In some expected and unexpected ways, the year 2012 seemed to be a watershed year for psychiatry. Some might even go so far as to say it was a crisis, which in Chinese meaning, would be both danger and opportunity.
Crucial changes occurred that will greatly influence the organization of services, reimbursement, and diagnosis. It even ended in an exclamation point, as the tragedy in Newtown, Connecticut (see last month's blog, Mass Murder and Psychiatry) punctuated the need for improved mental healthcare services. That also added the question mark of what the role of psychiatry should be for such societal social issues as gun control. Perhaps this was another confirmation, as unwanted as that may have been, that this decade is indeed becoming the decade of the social for psychiatry, as I tentatively predicted in a earlier blog.
With the Supreme Court's blessing of sorts, and President Obama's re-election, it is now clear that healthcare reform will continue to roll out. Although exactly what that will mean for all of psychiatry is not exactly clear, more people will have health and mental healthcare coverage, the private for-profit insurance companies will manage more of those lives, and organized healthcare systems will grow with more integration of health and mental health.

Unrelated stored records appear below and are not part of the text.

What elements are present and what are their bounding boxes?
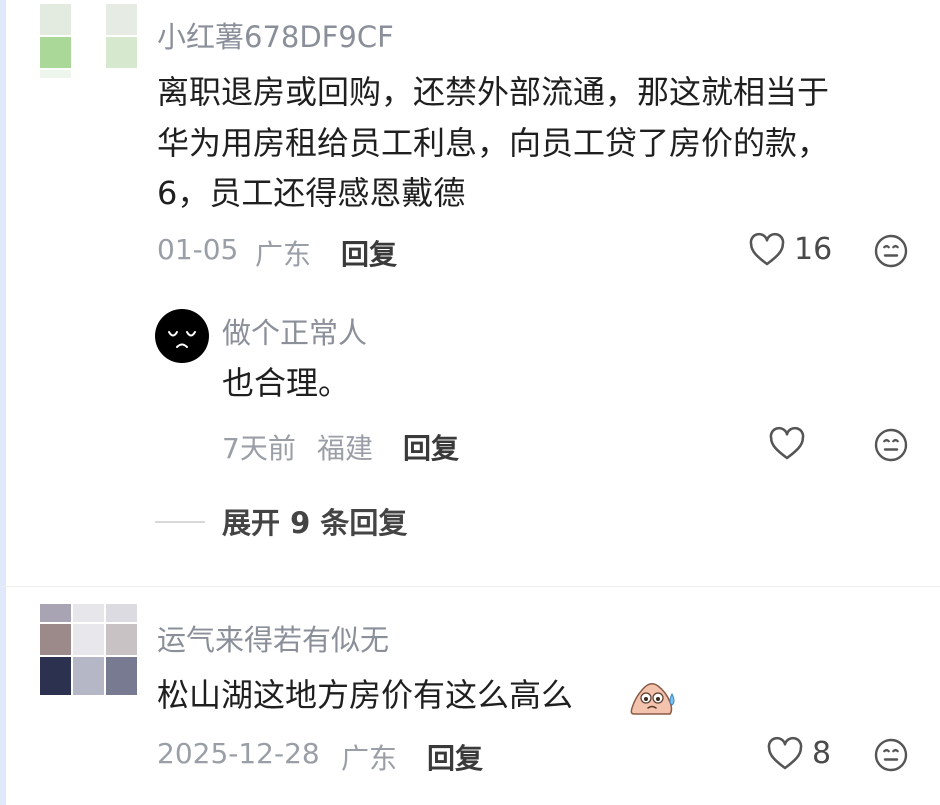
reply-time: 7天前 [222, 432, 296, 465]
reply-location: 福建 [317, 432, 374, 465]
comment-username[interactable]: 小红薯678DF9CF [157, 14, 394, 56]
sweat-emoji-icon [628, 674, 678, 722]
reply-button[interactable]: 回复 [427, 737, 483, 777]
heart-outline-icon [749, 232, 785, 266]
heart-outline-icon [769, 426, 805, 460]
expand-divider-line [155, 521, 205, 523]
expand-replies-button[interactable]: 展开 9 条回复 [222, 500, 407, 542]
like-button[interactable]: 16 [748, 231, 832, 267]
comment-date: 2025-12-28 [157, 737, 320, 770]
react-button[interactable] [873, 233, 909, 269]
comment-location: 广东 [341, 742, 398, 775]
avatar[interactable] [40, 604, 137, 695]
smiley-face-icon [874, 428, 908, 462]
reply-username[interactable]: 做个正常人 [222, 310, 367, 352]
like-count: 8 [812, 735, 832, 771]
left-edge-strip [0, 0, 6, 805]
smiley-face-icon [874, 234, 908, 268]
comment-location: 广东 [255, 238, 312, 271]
comment-username[interactable]: 运气来得若有似无 [157, 617, 389, 659]
comment-text-line: 离职退房或回购，还禁外部流通，那这就相当于 [157, 73, 830, 111]
like-button[interactable] [768, 425, 806, 461]
smiley-face-icon [874, 738, 908, 772]
comment-divider [0, 586, 940, 587]
comment-date: 01-05 [157, 233, 239, 266]
comment-text-line: 6，员工还得感恩戴德 [157, 174, 466, 212]
black-face-avatar [168, 331, 196, 348]
heart-outline-icon [767, 736, 803, 770]
react-button[interactable] [873, 737, 909, 773]
comment-text-line: 华为用房租给员工利息，向员工贷了房价的款， [157, 124, 830, 162]
like-button[interactable]: 8 [766, 735, 831, 771]
reply-button[interactable]: 回复 [403, 427, 459, 467]
react-button[interactable] [873, 427, 909, 463]
avatar[interactable] [155, 309, 209, 363]
reply-button[interactable]: 回复 [341, 233, 397, 273]
reply-text: 也合理。 [222, 364, 351, 402]
comment-text-line: 松山湖这地方房价有这么高么 [157, 676, 574, 714]
avatar[interactable] [40, 4, 137, 78]
like-count: 16 [794, 231, 833, 267]
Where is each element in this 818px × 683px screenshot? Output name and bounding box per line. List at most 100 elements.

At its best, this Affordable Care Act (ACA) suggests that more people will be able to receive adequate, well-coordinated, and integrated preventive services and care. At its worst, it will be like HMOs on steroids, with more for-profit control of care, despite more governmental controls in place for the worst abuses of managed care.
On January 1, 2013, the Current Procedural Terminology (CPT) codes for reimbursement began. Even so, it appears that many healthcare organizations and private practitioners are scrambling to find out exactly what criteria will meet what new billing codes.
At its best, these new CPT codes will not only increase the low reimbursement for psychiatrists, and bid good riddance to the unpopular 15-minute med check, but also recognize the extra value of counseling and medical expertise of psychiatrists. At its worst, it will lead to inappropriate coding and auditing penalties, and doing even more in less time.
In December 2012, the APA approved the new edition of the DSM, to roll out at the annual meeting in May.
Certainly, DSM-5 has had a massive share of criticism, most cogently presented in a series of Psychiatric Times blogs by the chair of the previous DSM, Dr Allen Frances.
At its best, the DSM-5 will indeed reflect advances in psychiatric understanding of mental disorders, including the relationship between grief and depression that Dr Ronald Pies has discussed in recent Psychiatric Times articles and blogs. At its worst, it will be confusing, misleading, and more of a moneymaker for the APA than a benefit for the public and patients.
These developments, put into motion by separate entities, have the potential to be quite promising for psychiatry. However, adjusting to major changes in systems, reimbursement, and diagnosis in less than a year is quite a challenge, especially for those psychiatrists who have become increasingly burned out in recent years. And there's the rub, so to speak. Will these changes distract us from helping patients get better? Moreover, any advances in treatment are the one crucial aspect of care that's missing in these major changes. How about a Treatment and Statistical Manual, a TSM—maybe next year?
At best, the status quo in treatment will be applied in better ways for recovery. At its worst, the anti-psychiatry critics will have more to criticize.
Challenges for 2013
For the superstitious, these social psychiatric challenges will seem like a sign that this will be an unlucky 13th year of this century. On the other hand, others may feel that we make our own luck. Certainly, scientifically inclined psychiatrists will feel that 2013 can indeed turn out to be a happy new year for psychiatrists. And, Happy New Year to you.